Yaşadığı 17 yıllık gazetecilik deneyiminde Kürtlerin yaşadıklarını trajediye, baskılara tanıklık ettiğini belirten Candemir, “Özellikle Kobanê sürecinde gelen cenazelerin tümüne giderek haber kovaladım. Kürtlerin gördüğü işkencenin, isyanının, protestolarının fotoğrafını çektim. Nasıl da hayatı pahasına hak talepleri için öldüklerini, yaralandıklarını, tutuklandıklarına gazeteci olarak şahit oldum. Tabi bu kadar çatışmanın, baskının arasında bazen ortaya komik enstantaneler çıkıyordu ve bunları da hafızama yazıyordum” diyerek öykülere ilham veren yaşamındaki detayları kısaca anlattı.

‘MİZAHIN USTASI APE MUSA’NIN ARDILLARIYIZ’

Candemir, 90lı zamanlarda direnişin ve mizahın iç içe olduğunu anlatarak o dönemde gazetecilerin başlarından geçenleri mizahı bir dille nasıl anlattıklarını aktardı: “Örneğin gözaltına alınan bir arkadaşımız çıkar çıkmaz kahveye gelir, emniyette uğradığı işkenceyi üstüne koyarak mizahi bir şekilde anlatırdı. Hatta hiç gözaltına alınmayana ‘Senin bir gözaltına bile yok, sen hele bi sus’ diyerek takılırdık. Direnişi hayatına, gülmeyi yüreğine nakşetmiş kuşaktan gelen biri olarak mizahın ustası Apê Musa’nın ardıllarıyız.”

Kitabının yazmaya Musa Anter’den aldığı ilhamla karar verdiğini belirten Candemir, kitabının içeriğinden şu sözlerle bahsetti: “Kitabımda 60’lardan bugüne Türkiye devletinin Kürtlere her türlü baskıyı uygularken düştüğü komik durumları yazdım. Özellikle 1990’lı yıllarda devletin ‘Terörle mücadele’ adı altında düştüğü durumları anlattım. Zulme ve gadre uğrayan Kürtlerin devletin bu refleksleri karşısında gösterdiği reaksiyon ortaya trajikomik durumlar çıkardı.

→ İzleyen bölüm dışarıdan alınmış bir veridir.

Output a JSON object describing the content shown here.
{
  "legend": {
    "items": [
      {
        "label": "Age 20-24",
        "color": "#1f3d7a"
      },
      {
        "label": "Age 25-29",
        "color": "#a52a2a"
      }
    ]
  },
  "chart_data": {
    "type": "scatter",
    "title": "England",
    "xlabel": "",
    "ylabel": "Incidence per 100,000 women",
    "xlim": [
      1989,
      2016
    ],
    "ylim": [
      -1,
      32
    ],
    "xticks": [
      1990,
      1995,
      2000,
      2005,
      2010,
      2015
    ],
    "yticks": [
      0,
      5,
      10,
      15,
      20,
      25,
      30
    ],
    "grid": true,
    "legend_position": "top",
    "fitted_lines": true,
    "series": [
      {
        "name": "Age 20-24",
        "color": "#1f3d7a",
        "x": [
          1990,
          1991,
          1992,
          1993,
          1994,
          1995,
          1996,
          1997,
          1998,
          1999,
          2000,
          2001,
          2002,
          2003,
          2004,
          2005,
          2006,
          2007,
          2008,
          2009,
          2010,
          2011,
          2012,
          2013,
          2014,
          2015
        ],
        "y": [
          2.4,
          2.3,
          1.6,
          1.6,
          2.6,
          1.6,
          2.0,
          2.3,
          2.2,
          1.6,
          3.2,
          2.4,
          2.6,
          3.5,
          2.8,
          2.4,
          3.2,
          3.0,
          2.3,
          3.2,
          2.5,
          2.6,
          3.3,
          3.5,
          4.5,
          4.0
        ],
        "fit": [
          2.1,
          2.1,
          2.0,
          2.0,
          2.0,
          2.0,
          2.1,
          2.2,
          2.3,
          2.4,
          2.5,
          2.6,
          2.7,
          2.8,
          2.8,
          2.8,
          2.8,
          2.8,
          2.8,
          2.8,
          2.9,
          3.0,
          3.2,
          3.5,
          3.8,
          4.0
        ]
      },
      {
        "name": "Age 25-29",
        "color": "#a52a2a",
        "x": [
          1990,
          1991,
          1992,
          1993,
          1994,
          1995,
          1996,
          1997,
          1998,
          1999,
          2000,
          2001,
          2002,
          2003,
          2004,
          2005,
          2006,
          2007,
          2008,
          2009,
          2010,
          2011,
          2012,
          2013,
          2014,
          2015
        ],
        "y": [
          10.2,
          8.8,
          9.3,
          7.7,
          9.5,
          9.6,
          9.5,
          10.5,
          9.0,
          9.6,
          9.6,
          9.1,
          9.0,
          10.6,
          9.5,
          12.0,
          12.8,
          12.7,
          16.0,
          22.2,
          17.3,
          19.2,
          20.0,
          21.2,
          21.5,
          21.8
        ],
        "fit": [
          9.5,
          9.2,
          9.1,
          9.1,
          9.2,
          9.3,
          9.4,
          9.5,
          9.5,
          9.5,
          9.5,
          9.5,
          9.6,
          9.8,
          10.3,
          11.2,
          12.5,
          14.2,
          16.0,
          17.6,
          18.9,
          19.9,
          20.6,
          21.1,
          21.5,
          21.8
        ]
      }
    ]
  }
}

ÖMRÜM YETTİKÇE YAZACAĞIM, ANLATACAĞIM

Devletin askerle, polisle müesses nizamı tesis etmeye çalışırken iyiden iyiye komik duruma düşen AKP’li politikacıların, askerlerin ve polislerin kamusal alanda çizdikleri tablo, başlı başına bir politik mizah konusu. En son biliyorsun Denizli Valisinin bir dönerci ile diyaloğu var. Bölücü Görücü Hikâyeler kitabımda işte bu ve benzeri konular üzerinde durdum. Kuşaktan kuşağa aktarılması gereken o kadar çok yaşanmışlığımız var ki, ömrüm yettiğince anlatmaya, yazmaya çalışacağım.”